One of the questions was “how can distributors capture more marketing funds”? Some thoughts are:
- It is important to know your manufacturers’ priorities. From a macro viewpoint, consider what they said their 2008 priorities are based upon our ElectroIndustry survey.
- Manufacturers are more receptive to targeted strategies that distributors bring to them and are willing to invest in performance-oriented strategies that drive sales. “Soft” marketing has limited value to manufacturers.
- While manufacturers are interested in sales, in today’s environment, at least at a corporate level, they are interested in brand visibility also.

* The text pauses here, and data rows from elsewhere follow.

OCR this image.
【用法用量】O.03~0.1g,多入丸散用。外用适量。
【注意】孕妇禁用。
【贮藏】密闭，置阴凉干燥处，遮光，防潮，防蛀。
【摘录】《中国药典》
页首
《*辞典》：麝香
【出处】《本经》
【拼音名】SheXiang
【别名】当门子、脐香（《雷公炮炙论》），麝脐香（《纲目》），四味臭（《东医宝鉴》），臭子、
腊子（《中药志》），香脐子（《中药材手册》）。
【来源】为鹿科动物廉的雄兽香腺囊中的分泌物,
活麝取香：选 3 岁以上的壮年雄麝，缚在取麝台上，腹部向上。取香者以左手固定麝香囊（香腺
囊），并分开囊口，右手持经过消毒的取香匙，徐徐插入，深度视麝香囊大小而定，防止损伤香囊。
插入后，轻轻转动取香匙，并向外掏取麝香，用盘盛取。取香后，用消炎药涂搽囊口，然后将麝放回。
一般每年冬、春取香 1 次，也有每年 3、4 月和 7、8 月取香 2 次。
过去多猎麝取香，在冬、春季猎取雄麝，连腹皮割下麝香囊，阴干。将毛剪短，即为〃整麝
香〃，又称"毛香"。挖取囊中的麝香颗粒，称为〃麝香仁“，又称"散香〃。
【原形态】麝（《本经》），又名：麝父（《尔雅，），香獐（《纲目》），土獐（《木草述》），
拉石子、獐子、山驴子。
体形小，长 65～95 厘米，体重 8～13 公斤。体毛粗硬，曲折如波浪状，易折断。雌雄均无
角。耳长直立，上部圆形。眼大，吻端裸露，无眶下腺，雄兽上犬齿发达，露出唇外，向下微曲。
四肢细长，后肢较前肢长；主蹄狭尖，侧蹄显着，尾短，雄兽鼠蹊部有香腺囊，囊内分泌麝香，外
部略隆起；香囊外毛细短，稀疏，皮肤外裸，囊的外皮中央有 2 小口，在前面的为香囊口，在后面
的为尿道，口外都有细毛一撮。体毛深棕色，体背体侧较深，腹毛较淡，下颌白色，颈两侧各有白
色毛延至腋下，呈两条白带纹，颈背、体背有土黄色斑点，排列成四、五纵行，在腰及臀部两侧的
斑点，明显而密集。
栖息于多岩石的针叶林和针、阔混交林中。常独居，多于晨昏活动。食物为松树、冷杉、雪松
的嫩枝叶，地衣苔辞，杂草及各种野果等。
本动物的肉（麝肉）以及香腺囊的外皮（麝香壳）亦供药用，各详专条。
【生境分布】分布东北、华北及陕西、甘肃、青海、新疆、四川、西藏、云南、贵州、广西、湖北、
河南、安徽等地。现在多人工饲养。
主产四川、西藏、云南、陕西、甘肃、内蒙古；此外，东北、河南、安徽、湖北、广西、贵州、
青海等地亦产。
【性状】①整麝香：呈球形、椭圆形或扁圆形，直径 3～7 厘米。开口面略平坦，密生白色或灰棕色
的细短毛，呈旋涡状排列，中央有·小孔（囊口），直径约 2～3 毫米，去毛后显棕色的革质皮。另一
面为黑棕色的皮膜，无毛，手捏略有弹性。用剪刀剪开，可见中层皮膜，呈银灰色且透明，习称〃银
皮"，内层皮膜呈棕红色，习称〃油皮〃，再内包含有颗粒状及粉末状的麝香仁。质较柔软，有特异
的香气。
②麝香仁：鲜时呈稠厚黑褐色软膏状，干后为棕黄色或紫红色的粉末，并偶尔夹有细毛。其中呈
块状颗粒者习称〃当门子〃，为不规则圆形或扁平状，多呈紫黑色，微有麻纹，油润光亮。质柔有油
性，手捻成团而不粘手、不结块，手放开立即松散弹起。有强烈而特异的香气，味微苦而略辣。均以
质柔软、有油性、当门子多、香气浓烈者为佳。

- Application marketing (more than 1 manufacturer involved in a marketing strategy), also called solution marketing, enables distributors to utilize multiple manufacturers’ funds for 1 strategy, enabling a multiplier effect.
- Rather than “nickel & diming” a distributor for many activities, consider packaging the activities and presenting a strategy, with the desired funding level, and then deliver on the joint expectations. There are a number of different funding approaches that can work in this scenario.
Another area that was discussed was the opportunity for small distributors to request and utilize coop / marketing funds. While traditionally these distributors don’t believe that they have opportunities, thinking that they are “small”, it is important to consider that a “small” distributor may have “significant” market share in a small geographic area or a “significant/large” share in their selected market segment.
Being important in a niche can help a distributor receive out-sized manufacturer marketing support, especially from their top manufacturers. These are the companies to focus on. Typically the bigger challenge for a small distributor is conceiving ideas and having resources for implementation.
Ideas to alleviate this include:
- Small distributors should develop networks to generate ideas.
- Implementation resources can be developed, be they a part-time employee, a coop student, an intern or can be outsourced (either through an agency or through their marketing group)
With the economy slowing, marketing, and its associated funding, becomes more important. Creating a WIIFM environment for customers, promoting distributor and manufacturer branding, promoting new products and training customers on the changing marketplace (NEC, green, arc flash, etc) is critical to driving sales. Effective utilization of marketing coop / MDF can help companies achieve their goals.